Strona główna • Polskie Skoki Narciarskie

PZN nie chce Horngachera ?

Decyzja co do osoby nowego trenera skoczków ma zapaść 28 marca. Według słów działaczy PZN w grę wchodzi zarówno szkoleniowiec z zagranicy jak i z Polski. Jednaże fakty, a także niektóre wypowiedzi prezesów Tajnera i Wąsowicza wskazują na to, że decyzja już zapadła a opcja zagraniczna nie była ani chwili poważnie rozpatrywana. Po decyzji Berniego Schoedlera o pracy w Rosji i braku propozycji dla Tommiego Nikunena w Planicy, na placu boju pozostali już tylko Łukasz Kruczek, Piotr Fijas i Austriak Stefan Horngacher.


Jednak jak mówi ten ostatni, chęć jakiejkolwiek rozmowy występuje tylko z jego strony. To on sam zadzwonił do PZN. Tego samego dnia, w którym ogłoszono, że związek nie przedłuży umowy z Hannu Lepistö, wyraził chęć powrotu do Polski. Chęć pozostaje wciąż bez odzewu.

"Nikt ze związku do mnie nie dzwonił" - powiedział wczoraj polskim dziennikarzom Horngacher. "Próbowałem skontaktować się z prezesem Tajnerem, ale nie odpowiadał na telefony" stwierdził Austriak. "Miałbym sporo do zaoferowania, w czasie dwuletniej pracy z waszą kadrą B czułem się w Polsce świetnie. Znam system, zawodników, mam pomysły. Ale na razie wygląda na to, że nie jestem poważnie brany pod uwagę. Nie poddaję się jednak, będę jeszcze dzwonił do prezesa" dodał.

***

Stefan Horngacher urodził się 20 września 1969 w Woergl w Tyrolu. Pierwsze punkty Pucharu Świata zdobył w 1989 roku. Po raz pierwszy stanął na podium w 1991 roku podczas Turnieju Czterech Skoczni, gdzie w Garmisch Partenkirchen zajął 3 miejsce. W klasyfikacji Turnieju uplasował się na 5 pozycji. Jeszcze w tym samym sezonie zaliczył pierwsze zwycięstwo podczas lotów narciarskich w Bad Mittendorf. W końcowej klasyfikacji Pucharu Świata znalazł się tuż za podium, na 4 miejscu.

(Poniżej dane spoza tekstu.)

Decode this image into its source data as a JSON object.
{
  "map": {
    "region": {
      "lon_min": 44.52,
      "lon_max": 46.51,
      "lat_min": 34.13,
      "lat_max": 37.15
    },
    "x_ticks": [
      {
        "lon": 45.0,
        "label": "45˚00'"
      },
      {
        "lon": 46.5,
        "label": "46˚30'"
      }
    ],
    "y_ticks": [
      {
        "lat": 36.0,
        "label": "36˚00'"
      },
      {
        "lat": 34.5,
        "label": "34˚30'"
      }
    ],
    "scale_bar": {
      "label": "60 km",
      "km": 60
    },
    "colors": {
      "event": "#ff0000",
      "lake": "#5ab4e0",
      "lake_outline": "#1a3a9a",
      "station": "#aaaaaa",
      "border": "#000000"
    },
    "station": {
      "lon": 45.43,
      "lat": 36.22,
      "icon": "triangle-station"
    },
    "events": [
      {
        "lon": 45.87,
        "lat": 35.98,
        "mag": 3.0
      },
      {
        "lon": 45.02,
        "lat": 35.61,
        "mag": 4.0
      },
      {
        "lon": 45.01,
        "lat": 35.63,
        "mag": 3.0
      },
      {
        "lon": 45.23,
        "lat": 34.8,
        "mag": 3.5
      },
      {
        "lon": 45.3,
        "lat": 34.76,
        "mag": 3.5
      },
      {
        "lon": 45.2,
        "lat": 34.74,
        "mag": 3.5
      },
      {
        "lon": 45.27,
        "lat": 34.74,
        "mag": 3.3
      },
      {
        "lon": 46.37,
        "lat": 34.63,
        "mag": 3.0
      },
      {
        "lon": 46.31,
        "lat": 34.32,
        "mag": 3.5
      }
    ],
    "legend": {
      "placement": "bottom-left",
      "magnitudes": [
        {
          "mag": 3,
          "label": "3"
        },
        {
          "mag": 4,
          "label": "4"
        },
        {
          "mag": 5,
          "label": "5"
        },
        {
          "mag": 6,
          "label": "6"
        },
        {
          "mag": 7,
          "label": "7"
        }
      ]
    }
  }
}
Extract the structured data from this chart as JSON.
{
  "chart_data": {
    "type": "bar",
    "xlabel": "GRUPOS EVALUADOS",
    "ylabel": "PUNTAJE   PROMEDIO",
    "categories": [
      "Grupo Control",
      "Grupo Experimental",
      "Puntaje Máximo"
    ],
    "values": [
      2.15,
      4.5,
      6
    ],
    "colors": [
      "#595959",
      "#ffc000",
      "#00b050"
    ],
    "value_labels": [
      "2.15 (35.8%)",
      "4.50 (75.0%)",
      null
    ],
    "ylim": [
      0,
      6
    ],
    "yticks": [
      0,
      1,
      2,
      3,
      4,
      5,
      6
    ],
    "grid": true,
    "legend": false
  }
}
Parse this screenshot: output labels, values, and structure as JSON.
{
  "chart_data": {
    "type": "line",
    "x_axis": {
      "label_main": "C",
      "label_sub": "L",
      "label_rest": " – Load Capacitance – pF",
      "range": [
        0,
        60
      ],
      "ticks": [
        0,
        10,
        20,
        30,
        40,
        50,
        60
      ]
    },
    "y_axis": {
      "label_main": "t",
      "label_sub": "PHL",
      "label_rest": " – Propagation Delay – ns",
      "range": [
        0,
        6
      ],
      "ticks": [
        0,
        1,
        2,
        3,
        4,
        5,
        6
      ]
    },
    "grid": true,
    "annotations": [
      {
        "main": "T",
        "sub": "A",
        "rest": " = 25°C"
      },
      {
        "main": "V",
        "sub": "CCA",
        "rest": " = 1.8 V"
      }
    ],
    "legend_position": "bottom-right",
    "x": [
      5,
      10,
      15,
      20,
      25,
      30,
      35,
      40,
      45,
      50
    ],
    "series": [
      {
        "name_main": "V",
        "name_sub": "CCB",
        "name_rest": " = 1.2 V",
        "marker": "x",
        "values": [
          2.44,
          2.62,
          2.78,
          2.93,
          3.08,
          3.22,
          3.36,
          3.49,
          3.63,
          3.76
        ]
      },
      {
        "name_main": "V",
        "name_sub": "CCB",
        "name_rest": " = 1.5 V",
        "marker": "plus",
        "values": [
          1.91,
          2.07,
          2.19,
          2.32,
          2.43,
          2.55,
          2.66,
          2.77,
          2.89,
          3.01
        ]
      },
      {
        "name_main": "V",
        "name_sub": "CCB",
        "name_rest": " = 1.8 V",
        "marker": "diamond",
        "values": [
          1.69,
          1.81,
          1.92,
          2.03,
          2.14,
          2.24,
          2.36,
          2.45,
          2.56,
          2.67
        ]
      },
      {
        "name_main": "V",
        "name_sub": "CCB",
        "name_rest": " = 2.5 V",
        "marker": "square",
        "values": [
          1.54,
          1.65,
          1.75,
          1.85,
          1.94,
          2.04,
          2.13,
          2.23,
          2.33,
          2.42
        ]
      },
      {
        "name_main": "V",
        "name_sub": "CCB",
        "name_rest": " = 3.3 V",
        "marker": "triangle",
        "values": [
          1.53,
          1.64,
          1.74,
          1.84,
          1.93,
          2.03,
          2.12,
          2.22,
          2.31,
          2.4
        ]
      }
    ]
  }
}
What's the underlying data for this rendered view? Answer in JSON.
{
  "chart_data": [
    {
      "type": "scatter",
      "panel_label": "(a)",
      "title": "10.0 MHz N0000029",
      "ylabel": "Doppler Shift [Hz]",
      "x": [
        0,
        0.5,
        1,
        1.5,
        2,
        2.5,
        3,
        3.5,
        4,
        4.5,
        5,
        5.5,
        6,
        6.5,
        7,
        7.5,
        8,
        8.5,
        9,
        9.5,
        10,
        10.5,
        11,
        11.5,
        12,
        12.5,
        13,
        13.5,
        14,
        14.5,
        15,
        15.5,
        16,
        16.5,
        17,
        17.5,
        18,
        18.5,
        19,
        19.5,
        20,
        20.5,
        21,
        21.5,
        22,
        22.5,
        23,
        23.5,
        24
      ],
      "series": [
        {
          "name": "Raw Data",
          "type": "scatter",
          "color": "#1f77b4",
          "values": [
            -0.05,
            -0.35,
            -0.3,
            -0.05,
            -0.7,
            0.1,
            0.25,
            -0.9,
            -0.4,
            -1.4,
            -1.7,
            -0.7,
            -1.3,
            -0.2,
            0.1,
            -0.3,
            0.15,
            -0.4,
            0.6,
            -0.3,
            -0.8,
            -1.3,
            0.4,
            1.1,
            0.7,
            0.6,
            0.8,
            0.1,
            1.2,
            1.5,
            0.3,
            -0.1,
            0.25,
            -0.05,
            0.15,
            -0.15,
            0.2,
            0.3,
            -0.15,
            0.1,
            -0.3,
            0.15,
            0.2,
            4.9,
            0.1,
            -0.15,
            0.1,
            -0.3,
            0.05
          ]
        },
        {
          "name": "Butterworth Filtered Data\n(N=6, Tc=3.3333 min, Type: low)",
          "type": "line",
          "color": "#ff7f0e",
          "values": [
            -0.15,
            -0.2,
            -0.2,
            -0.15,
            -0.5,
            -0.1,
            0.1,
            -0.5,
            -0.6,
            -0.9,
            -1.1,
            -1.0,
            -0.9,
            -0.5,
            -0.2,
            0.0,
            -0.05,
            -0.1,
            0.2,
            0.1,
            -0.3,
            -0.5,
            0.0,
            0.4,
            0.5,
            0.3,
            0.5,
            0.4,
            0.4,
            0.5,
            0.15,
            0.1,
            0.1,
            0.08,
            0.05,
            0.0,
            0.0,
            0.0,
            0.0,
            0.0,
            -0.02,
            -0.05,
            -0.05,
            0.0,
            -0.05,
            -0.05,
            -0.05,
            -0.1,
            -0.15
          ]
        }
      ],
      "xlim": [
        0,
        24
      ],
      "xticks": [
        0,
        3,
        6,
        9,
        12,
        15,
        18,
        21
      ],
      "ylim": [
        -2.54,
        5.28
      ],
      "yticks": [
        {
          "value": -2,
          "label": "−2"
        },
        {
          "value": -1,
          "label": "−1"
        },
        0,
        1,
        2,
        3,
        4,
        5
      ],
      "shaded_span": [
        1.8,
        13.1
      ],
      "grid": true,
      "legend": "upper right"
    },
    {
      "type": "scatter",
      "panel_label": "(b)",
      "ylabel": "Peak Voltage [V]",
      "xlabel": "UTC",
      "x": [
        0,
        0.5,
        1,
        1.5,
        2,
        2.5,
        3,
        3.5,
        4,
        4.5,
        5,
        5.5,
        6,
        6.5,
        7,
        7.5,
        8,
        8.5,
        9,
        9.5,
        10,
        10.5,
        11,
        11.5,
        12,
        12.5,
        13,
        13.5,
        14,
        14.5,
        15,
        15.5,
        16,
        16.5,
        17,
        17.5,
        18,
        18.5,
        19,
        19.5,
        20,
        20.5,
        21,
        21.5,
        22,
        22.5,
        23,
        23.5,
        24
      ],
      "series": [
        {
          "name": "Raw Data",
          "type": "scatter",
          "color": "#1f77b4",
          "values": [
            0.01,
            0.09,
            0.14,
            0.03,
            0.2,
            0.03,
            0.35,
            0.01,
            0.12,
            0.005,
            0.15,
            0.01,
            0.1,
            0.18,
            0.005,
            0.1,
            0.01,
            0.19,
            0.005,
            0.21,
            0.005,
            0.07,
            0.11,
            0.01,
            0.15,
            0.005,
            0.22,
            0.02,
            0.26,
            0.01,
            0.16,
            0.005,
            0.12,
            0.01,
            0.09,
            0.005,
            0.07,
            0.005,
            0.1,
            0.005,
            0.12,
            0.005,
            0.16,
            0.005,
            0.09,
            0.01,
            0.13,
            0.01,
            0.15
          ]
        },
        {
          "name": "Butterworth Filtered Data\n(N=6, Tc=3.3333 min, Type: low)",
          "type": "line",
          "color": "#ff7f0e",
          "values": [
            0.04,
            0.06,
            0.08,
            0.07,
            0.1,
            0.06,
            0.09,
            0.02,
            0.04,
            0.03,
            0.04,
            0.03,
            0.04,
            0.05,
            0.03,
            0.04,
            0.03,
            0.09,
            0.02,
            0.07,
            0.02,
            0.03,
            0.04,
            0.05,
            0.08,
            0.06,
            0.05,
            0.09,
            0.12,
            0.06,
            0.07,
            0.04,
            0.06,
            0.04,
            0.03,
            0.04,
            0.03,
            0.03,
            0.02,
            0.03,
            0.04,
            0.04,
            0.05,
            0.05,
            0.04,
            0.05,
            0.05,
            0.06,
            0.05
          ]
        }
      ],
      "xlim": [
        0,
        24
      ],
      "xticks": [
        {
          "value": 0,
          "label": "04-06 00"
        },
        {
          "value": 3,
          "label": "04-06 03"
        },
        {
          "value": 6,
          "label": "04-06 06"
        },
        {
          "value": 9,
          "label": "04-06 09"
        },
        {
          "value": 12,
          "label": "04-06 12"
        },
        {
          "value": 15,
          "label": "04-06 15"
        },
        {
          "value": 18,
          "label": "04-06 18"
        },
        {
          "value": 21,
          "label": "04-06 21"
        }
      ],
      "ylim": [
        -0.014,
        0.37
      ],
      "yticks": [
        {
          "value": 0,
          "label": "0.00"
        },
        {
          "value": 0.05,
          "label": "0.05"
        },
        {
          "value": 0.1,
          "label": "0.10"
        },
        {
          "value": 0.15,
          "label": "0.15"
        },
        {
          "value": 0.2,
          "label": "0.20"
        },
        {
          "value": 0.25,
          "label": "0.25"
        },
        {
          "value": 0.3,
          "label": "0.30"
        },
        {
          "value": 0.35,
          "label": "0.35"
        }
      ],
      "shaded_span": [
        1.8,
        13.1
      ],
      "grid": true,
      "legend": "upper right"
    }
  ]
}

Jego największymi sukcesami było 4 miejsce w Pucharze Świata w 1991 oraz czwarte miejsce na Mistrzostwach Świata w narciarstwie klasycznym w Lahti w 2001. W swojej karierze wygrał zaledwie 2 konkursy zaliczane do Pucharu Świata, jednak zawsze był pewnym punktem reprezentacji Austrii. Z drużyną zdobył 2 medale olimpijskie i 5 na MŚ.

Karierę skoczka zakończył po udanym dla siebie sezonie 2001/2002 i został asystentem ówczesnego trenera reprezentacji Austrii - Hannu Lepistö. W zakresie jego obowiązków był dobór sprzętu oraz analiza fazy lotu i wybicia. W pierwszym roku jego pracy drużyna Austrii odnosiła wielkie sukcesy wygrywając konkursy Pucharu Świata i triumfując w Pucharze Narodów. W drugim sezonie Austriakom wiodło się gorzej.

Gdy Fin został zwolniony, odszedł wraz z nim i przyjął propozycję pracy w Polskim Związku Narciarskim. O ściągnięcie swojego byłego kolegi z drużyny do Polski zabiegał także Heinz Kuttin, który wtedy był trenerem naszej kadry młodzieżowej. Gdy Kuttin przejął kadrę A w sezonie 2004/2005, Stefan objął funkcję pierwszego trenera kadry B, która wywalczyła srebrny medal na Mistrzostwach Świata Juniorów w Rovaniemi. Nie licząc Adama Małysza, o sile dzisiejszej reprezentacji (lub jej braku) decydują ci zawodnicy, z którymi współpracował gdy byli juniorami - Kamil Stoch, Piotr Żyła czy Stefan Hula. Z Polski odszedł wraz z Kuttinem. Od sezonu 2005/2006 szkoli niemiecką młodzież w Hinterzarten. W tym sezonie prowadził również byłą gwiazdę niemieckich skoków - Martina Schmitta.